映画「ヒトvsハチ」感想

 ネトフリでローワン・アトキンソンのヒトvsハチ、見る。キリスト、ビートルズに続き、その誕生以来、年齢・性別・人種・国籍・言語を超えて、ネット動画の誇大タイトルどころではない、文字通り「全人類を楽しませた」のがMr.ビーンであり、本作は言わば、そのスーパースターのカムバック公演なのだ。「ビルドアップがダルいな」とか、「話のオチが小賢しい気がする」とか、「10分9本じゃなくて90分1本でいいんじゃねえの」とか感想未満の印象を述べるのは、それこそ「キリストが異性愛者なので傷つきました」ぐらいの難クセであり、まさに抱腹絶倒、ひさしぶりに涙が出るほど笑わせてもらった。オックスフォード出身の英才が演じる、このビーン型のキャラクターは、現代においてたぶん正式な診断名(アスペルガー?)がつく特性の持ち主で、いったんひとつのこだわりが生じると、他のすべてが見えなくなってしまう。グッタリした犬を床に放り投げて「ゴトッ」と音がする場面などに狂笑しながら、やがて自分の内側にも同じ性質が潜んでいることに気づかされるのである。

 休日の朝、ディアブロ・イモータルのプレイに本腰を入れて取りかかるも、2時間もしないうちに、もうゲーム内ですることがない。デイリーでクエストを規定数こなし、ウィークリーで1、2回レジェンダリー宝石のガチャを引く。パラゴンレベルは毎日2ほど上がるから、進捗の感触がないわけではないし、はるか遠方にうっすら目的地も見えている。けれど、それは日本列島を徒歩にて縦断するような道程であり、しかも重課金者は初日にプライベートジェットでゴールを済ませているのだ。

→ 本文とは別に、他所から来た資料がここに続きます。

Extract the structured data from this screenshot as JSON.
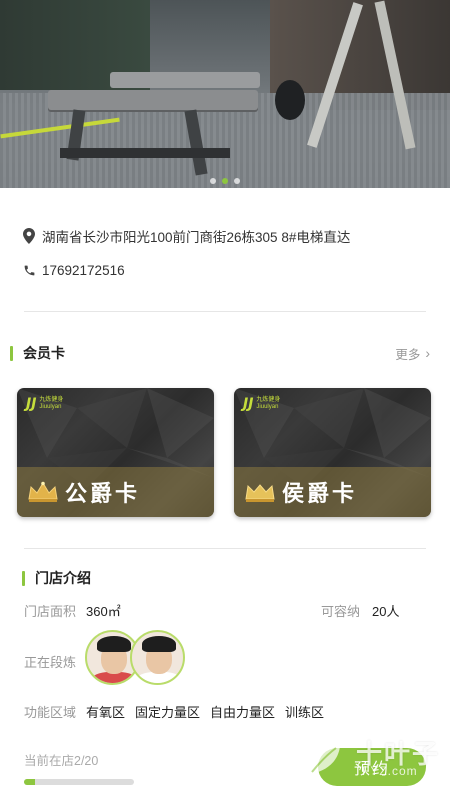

エンドゲームの全容が俯瞰できてしまったあと、ディアブロ・イモータルのために予定をすべて空けた休日が残された。そこで、「そういえば、艦これのイベント海域を3の3で放置してたな……」と思い出してしまったのが運の尽き。ゲージを破壊できず、友軍の到着を待っていたくせに、「支援艦隊と基地航空がキチンと仕事をして」「通称・ながもんタッチが敵旗艦に当たって」「夜戦までに4隻以上が中大破を逃れ」「魚雷すべてが敵旗艦にクリティカルする」という奇跡を、なぜ一瞬でも信じることができたのか。頭ではわかっているのに、いったん着手するともう身をもぎ離すことができない。

 連合艦隊の全隻が幾度も中大破で帰港し、数週間をかけて再備蓄したバケツと資源がおそろしい勢いで虚空に消滅していく。攻略情報を検索して見かけるクリア報告に、得体のしれぬ焦燥が高まっていく。これはおそらく、独身女性が友人から結婚や出産のハガキを受け取るときと同じ感情だ。「たかがゲームなのに、みんなふつうにこなしているのに、なんで私はちゃんとできないんだろう!」という己への失望と、世界への絶望。イベント海域のプレイ中には、私の人格の中で最も低劣な部分が表層へと浮かびあがる。激情、狂乱、絶叫のうちに、バック・グラウンド・ビジュアルとしてパリピ孔明を見終え、ヒトvsハチの配信に気づいて、乱暴に再生をはじめる。はたして、そこには、私がいた。

 自然とマウスから手が離れ、私が私の痴態を笑っているうちに、全身を包んでいた怖いような執着は、いつの間にか消えていた。艦これを走らせていたブラウザを終了しながら、私はこうつぶやく。ありがとう、ローワン・アトキンソン。狭量な時代がこの作品に何を言おうと、あなたは私にとって、永遠のジーザス・クライスト・スーパースターだ。